This energy giant is apparently starting to look around for something to buy with its enormous pile of cash, and there are a handful of domestic gas plays that just may fit the bill, writes Ari Charney of Investing Daily.
Everyone always has an opinion about what someone else should do with all their money. And lately, investor speculation has abounded about what Chevron (CVX) intends to do with the nearly $21.5 billion cash hoard on its balance sheet.
With just under $9.8 billion in long-term debt, the supermajor could easily afford to go on an acquisition spree. Of course, many of the largest integrated oil companies boast substantial cash on their balance sheets, though with the exception of ExxonMobil (XOM), none have so much cash that it dwarfs their long-term debt.
Given Chevron’s robust portfolio of international assets, some industry watchers believe the energy giant might be interested in expanding its stake in domestic shale plays. Following Chevron’s acquisition of Atlas Energy in February 2011, the integrated energy giant’s holdings in the Marcellus and Utica Shale formations expanded to 700,000 acres and 600,000 acres, respectively.
But despite its roughly 3 million net acres across 13 unconventional plays, the company still lags peers such as Exxon Mobil and Chesapeake Energy (CHK) in establishing a truly major presence in North American shale.

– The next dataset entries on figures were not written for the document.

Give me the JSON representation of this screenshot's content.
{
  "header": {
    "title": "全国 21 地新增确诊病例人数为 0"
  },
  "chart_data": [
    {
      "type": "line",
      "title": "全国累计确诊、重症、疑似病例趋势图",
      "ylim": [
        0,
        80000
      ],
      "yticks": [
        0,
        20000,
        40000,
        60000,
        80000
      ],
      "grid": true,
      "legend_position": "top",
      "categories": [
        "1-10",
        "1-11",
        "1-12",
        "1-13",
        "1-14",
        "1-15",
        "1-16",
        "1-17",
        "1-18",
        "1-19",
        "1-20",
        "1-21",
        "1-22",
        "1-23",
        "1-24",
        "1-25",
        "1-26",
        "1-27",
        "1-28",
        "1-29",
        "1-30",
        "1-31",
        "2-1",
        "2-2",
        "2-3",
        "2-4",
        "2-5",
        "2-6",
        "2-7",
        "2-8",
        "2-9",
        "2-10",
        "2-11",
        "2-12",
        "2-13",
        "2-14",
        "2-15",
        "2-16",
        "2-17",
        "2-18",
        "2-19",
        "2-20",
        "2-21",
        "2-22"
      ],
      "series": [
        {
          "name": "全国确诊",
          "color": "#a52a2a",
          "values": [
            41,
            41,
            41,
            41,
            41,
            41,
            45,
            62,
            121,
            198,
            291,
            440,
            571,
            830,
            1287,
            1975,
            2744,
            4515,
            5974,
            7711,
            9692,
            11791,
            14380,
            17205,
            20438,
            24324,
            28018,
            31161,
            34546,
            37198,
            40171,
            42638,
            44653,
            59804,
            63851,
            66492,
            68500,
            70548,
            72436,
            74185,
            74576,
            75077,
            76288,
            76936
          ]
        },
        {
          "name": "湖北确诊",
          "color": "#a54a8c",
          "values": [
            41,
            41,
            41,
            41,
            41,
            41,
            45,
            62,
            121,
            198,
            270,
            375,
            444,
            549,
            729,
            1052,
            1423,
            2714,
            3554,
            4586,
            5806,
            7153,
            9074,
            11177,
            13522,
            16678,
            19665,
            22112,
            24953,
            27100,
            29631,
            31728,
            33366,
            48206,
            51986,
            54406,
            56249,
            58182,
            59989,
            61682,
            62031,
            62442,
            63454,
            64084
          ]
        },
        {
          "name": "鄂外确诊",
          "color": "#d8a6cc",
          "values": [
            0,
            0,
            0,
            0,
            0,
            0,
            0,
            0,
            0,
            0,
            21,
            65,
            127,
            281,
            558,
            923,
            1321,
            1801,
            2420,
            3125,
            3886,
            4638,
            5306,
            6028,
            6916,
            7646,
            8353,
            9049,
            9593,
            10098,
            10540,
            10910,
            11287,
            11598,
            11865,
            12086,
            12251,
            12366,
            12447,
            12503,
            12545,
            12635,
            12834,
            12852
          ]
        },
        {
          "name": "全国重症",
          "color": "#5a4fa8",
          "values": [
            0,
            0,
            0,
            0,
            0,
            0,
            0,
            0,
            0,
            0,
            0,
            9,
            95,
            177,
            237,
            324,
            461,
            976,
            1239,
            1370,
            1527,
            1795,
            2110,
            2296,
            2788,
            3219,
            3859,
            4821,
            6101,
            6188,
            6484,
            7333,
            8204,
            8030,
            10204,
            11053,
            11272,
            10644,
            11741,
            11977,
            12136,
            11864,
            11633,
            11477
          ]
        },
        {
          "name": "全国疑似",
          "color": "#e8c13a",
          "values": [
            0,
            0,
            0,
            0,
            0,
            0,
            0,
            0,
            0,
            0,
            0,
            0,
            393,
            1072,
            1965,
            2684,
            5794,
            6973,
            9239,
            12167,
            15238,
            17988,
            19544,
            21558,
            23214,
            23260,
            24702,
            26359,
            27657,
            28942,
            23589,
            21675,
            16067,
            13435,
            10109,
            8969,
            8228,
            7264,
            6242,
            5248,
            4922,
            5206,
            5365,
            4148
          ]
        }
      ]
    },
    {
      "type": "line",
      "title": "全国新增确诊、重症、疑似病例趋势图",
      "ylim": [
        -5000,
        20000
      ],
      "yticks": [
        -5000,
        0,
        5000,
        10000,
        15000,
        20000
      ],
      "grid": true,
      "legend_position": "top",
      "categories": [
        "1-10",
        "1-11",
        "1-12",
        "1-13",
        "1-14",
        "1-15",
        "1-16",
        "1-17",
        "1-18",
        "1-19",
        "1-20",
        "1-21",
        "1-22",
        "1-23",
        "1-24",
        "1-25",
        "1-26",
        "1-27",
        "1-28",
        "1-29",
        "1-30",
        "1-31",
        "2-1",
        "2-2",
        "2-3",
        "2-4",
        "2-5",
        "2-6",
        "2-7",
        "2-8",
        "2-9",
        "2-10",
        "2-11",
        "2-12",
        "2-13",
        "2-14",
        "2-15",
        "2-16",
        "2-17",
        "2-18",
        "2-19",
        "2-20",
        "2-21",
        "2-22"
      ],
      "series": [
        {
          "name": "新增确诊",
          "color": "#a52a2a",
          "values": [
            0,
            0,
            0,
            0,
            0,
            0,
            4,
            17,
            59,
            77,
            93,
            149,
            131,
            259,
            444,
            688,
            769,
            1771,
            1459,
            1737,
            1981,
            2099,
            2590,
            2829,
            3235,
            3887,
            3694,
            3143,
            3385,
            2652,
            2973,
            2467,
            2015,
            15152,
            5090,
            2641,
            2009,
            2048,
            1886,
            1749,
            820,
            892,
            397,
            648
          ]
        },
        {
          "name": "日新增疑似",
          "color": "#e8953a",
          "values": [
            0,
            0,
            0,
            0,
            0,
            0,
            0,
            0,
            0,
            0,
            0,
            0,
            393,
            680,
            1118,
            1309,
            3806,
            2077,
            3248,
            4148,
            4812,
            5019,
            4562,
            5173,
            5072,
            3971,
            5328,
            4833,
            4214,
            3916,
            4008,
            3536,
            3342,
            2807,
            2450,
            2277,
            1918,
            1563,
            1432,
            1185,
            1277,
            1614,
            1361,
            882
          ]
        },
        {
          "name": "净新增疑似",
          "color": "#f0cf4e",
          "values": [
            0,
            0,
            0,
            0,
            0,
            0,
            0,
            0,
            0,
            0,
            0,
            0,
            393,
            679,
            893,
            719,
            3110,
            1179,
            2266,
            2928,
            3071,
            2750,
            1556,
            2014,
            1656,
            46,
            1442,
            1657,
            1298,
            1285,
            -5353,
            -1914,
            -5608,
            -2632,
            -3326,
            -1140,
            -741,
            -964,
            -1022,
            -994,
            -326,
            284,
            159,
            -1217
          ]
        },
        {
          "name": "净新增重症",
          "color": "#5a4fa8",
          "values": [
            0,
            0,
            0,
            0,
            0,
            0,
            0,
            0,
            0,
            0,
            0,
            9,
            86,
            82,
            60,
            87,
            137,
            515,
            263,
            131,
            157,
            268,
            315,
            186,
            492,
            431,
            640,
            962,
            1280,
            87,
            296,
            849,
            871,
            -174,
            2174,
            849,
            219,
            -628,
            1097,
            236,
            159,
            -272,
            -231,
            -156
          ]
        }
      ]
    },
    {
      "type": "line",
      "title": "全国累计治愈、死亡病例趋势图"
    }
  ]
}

As natural gas prices cratered, however, this relative shortcoming in Chevron’s portfolio of assets proved to be fortuitous. And now that the valuations of those firms most leveraged to shale plays have fallen in sympathy with gas prices, analysts expect merger and acquisition activity in formations such as the Bakken Shale to pick up substantially.
While Chesapeake’s major shareholders are lobbying the firm’s management to put the company up for sale, analysts expect Chevron to avoid the thorny issues that could emerge in a deal with Chesapeake in favor of smaller, bolt-on acquisitions.
But there’s always the possibility that Chevron could forge a deal to acquire some of Chesapeake’s assets without having to swallow the company whole. However, as the “oiliest” of the major integrated energy companies, Chevron may opt for less gassy fare.
Other names that have been bandied about as possibilities include Hess (HES), Continental Resources (CLR), and Range Resources (RRC). The first two firms have major stakes in the Bakken, while the latter firm has sizable holdings in the Marcellus.
Along those same lines, SunTrust Robinson analyst Neal Dingmann recently issued a research note that says companies operating in the Bakken remain undervalued, and could be primary takeover targets for larger industry players.
Among the handful of firms he identified as potential M&A prospects, Northern Oil and Gas (NOG) and Oasis Petroleum (OAS) were cited as having one of the lowest valuations in the Bakken on a per-acre leasehold basis, at $400 and $3,100, respectively. In fact, the analyst specified Northern Oil and Gas as the top play in the Bakken.
Dingmann also sees M&A potential in the Utica Shale, with Chevron suggested as being among the handful of companies that could be active acquirers there.
McMoRan Exploration (MMR) could be another possibility. Last year, there was a rumor circulating that Chevron might offer $26 per share for the firm, with which it’s already partnered on a project in the Gulf of Mexico.
For now, Chevron’s management has demurred from stating how it will deploy its cash, arguing that it needs a liquidity cushion until it completes major projects, such as its $45.5 billion Gorgon liquefied natural gas project in Australia. That has frustrated analysts who describe Chevron’s pile of cash as “dead capital,” especially since the company could easily tap the capital markets at extremely favorable rates should the need arise.
Even so, if a company must face criticism for how it chooses to allocate capital, it might as well be for having too much cash—so long as it eventually pursues a course of action that accretes value to shareholders.